Neste ponto, o advogado decidiu avançar ainda mais na carreira e cursar uma pós-graduação. Já tinha conhecimento de ex-colegas e gestores que haviam recebido a bolsa do Instituto Ling para financiar os estudos no Exterior, então deu início aos processos seletivos. O objetivo era estudar na Stanford University: a aprovação veio e, aos 28 anos, embarcou para cursar Direito Internacional (LL.M).

— Morar fora foi a realização de um sonho, ainda mais na universidade que escolhi. Cursei todas as matérias obrigatórias e também algumas disponíveis em outros departamentos, como na faculdade de educação e de negócios. Também queria poder viver a vida universitária intensamente, então circulava muito pelo campus, assistia a jogos universitários e outras atividades. É uma experiência incomparável — conta Felipe, que também recebeu a bolsa Person of the Year Fellowship da Brazilian-American Chamber of Commerce naquele ano (2018).

 

Multiplicando ainda mais o ciclo virtuoso

Ao concluir o mestrado, Felipe ainda ficou mais dois anos morando em Nova York, trabalhando no mercado de capitais. Mas os laços com a Educação seguiam fortes. Até que em julho de 2021, já de volta ao Brasil, surge um convite do Google que fez brilhar os olhos. Desde então, Felipe é o responsável pelo software de educação da empresa na América Latina. 

Além de seguir presidindo o projeto Constituição nas Escolas, o advogado também havia criado outro pouco antes da pandemia eclodir: a Civics Educação. É considerada a primeira edtech social da América Latina, com cursos práticos jurídicos e cívicos ministrados por advogados de primeira linha e profissionais de destaque. Partes dos recursos obtidos com a venda dos cursos é destinada para o financiamento de bolsas de estudo para estudantes do ensino médio da rede pública e para produção de cursos gratuitos para a capacitação de  professores da rede pública.

Assim como o primeiro projeto de Felipe cresceu em alcance, também a Civics já deu origem a outros derivados. Um deles é o programa Next Generation of Lawyers, que tem como objetivo acelerar estudantes de Direito em um programa de capacitação com profissionais de renome na advocacia. E aí aquele trabalho de formiguinha que contamos lá no início voltou a ocorrer.

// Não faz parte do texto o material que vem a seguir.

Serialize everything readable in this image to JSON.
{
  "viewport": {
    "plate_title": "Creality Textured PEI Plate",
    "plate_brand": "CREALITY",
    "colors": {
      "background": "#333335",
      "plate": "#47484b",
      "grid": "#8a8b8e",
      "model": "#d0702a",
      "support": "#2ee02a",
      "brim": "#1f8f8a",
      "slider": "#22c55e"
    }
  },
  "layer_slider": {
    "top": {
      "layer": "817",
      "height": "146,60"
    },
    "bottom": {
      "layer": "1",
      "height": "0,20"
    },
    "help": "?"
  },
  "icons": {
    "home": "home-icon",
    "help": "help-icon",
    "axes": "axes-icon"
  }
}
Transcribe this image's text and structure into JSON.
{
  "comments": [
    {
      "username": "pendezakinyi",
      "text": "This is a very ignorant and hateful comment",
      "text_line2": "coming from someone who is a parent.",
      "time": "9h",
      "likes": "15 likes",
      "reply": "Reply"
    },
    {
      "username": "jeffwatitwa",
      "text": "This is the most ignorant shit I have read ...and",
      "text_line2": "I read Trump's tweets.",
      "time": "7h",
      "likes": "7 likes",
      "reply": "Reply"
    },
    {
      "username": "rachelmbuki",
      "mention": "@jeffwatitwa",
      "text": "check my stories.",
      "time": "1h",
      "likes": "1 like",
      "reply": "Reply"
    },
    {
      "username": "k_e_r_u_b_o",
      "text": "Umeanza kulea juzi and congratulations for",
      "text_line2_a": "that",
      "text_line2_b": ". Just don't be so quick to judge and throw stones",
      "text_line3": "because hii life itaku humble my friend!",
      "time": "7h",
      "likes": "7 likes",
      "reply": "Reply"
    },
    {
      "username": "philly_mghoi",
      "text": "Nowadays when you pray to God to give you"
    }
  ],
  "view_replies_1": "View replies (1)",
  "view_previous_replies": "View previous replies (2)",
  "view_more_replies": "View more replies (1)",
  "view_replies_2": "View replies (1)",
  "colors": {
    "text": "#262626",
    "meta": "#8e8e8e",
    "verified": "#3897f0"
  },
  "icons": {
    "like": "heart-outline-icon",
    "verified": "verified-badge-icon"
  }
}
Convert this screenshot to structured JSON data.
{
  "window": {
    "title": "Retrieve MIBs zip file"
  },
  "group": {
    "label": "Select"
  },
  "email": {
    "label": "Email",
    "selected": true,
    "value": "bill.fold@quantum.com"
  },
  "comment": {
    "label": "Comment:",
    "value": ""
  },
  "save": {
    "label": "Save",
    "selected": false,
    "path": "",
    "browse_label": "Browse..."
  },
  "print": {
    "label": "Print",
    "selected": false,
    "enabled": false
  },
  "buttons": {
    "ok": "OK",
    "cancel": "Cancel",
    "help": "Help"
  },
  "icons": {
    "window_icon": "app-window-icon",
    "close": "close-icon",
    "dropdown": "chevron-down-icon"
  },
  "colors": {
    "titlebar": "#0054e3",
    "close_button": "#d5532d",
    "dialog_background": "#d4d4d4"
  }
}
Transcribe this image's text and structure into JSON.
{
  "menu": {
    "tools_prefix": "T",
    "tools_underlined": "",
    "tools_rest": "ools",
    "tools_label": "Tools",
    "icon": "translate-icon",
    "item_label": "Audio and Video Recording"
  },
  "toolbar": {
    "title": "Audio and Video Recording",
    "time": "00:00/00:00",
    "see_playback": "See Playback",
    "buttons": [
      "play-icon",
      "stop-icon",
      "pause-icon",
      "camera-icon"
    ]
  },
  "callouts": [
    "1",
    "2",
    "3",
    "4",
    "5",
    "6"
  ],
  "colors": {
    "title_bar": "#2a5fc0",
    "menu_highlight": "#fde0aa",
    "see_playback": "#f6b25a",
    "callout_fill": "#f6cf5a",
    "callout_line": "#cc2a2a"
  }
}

Para formar a primeira turma do Next Generation, Felipe foi atrás de patrocínios de escritórios, um por um. Conseguiu dez em São Paulo que toparam financiar a novidade, com foco na diversidade e inclusão social de jovens estudantes de Direito de origem humilde. Agora, já são mais escritórios patrocinando o projeto, além de parcerias com Consulado dos EUA e United Airlines, que leva os jovens para expandir os horizontes. Nos dois primeiros anos, a turma foi para o Vale do Silício; em setembro de 2023, vão para Nova York. São dezenas de bolsas de estudo para levar os aprendizes em sua primeira viagem internacional.

— É um ciclo virtuoso, sim, por devolver a oportunidade recebida. Com a bolsa do Instituto Ling, é possível pagar de volta em dinheiro ou com trabalho voluntário. Então, a partir do diploma de Stanford, consegui viabilizar e arrecadar mais de meio milhão de reais depois que me formei, que foram 100% revertidos para esses alunos de escola pública. É um investimento que se devolve para a sociedade — confirma.

Diante de tantos compromissos profissionais, como administrar o tempo dedicado a cada projeto? A trajetória de Felipe mostra que não é preciso abrir mão de uma carreira para fazer voluntariado.

 — Sou um exemplo de que não é preciso estar somente no terceiro setor para entender que seus atos, de fato, podem ajudar pessoas. É quando você começa a ver o poder do seu tempo. Nunca deixei de trabalhar e seguir meus planos profissionais ambiciosos. É claro que há momentos como agora, em que minha filha acabou de nascer, que o tempo fica um pouco apertado — conta o recém papai de Olívia, de 6 meses. — Consigo fazer os dois trabalhos e quero seguir fazendo. Tem muita gente que conta comigo, então não posso parar, além de ser algo que me traz muita alegria.